Edwin was suddenly cold from head to foot. Around the edge of the door to his bedroom cupboard was a faint light, and behind it, Lanthorne Ghules was tapping, perhaps with claws or extra-long teeth. Edwin’s temperature dropped another degree. The catch on the door was unreliable, and it sometimes swung open of its own accord. What if that happened now?

“Edwin, I know you’re on the other side.”

The light around the door didn’t grow any brighter, but a smell was seeping into his bedroom now, a drainy smell like the one that clung to Lanthorne’s letters. Edwin tried lying there with his fingers jammed into his ears and both pillows over his head, but each time he surfaced, the tapping and whispering was still going on. He felt invaded, cornered. Gathering an ounce of courage, he jumped out of bed and switched on his radio and computer. He found a music station on each of them and turned the volume up to maximum.

Very soon, Mr Robbins burst into the room and stood there glaring at Edwin.

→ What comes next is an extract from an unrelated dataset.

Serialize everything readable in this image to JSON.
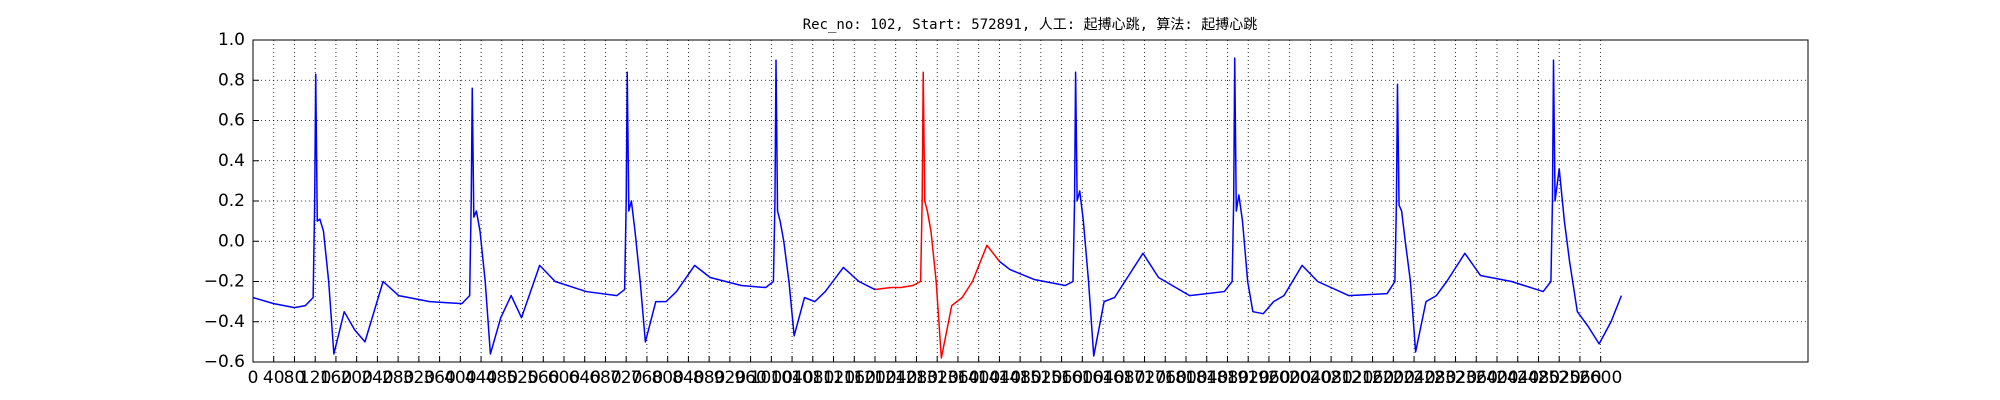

“Edwin, what is going on?”

“I had a nightmare. Music frightens it away.”

Little did his father know just how real the nightmare was, and how near. The bogeyman—the bogeyboy actually—really was hiding in the cupboard.

“Well, it’s a shame about the nightmare, Edwin, but you can’t keep the whole house awake.” Mr Robbins gave several long sniffs and looked quizzical.

“I wouldn’t want to disturb Mandoline,” Edwin said pointedly.

“Keep your light on for a bit and play the radio quietly. That should do the trick.” Mr Robbins sniffed again, thought about saying something more, decided not to, ruffled his son’s hair, said, “See you in the morning” and left.

Edwin switched off his computer and sat on the edge of his bed, praying that the only sound he would hear would be that stupid song on the radio.

Prayers have a habit of not being answered.

Tap, tap. “Edwin, I’m still here.”

“Armpits off!” Edwin growled. He wanted to run up and shout it through the crack in the cupboard door, but he remembered that if you trod on a certain part of the carpet in front of the door, it affected the loose catch. Also, if he started shouting, it would bring his father back.

The tapping and whispering finally stopped. After twenty minutes, Edwin turned off the bedroom light and saw that the light around the cupboard door had also gone. It might be a trick, of course. He turned his light to half brightness and opened the bedroom door a little way, in case he had to make his escape. Then he tried to get back to sleep, not an easy thing in the circumstances.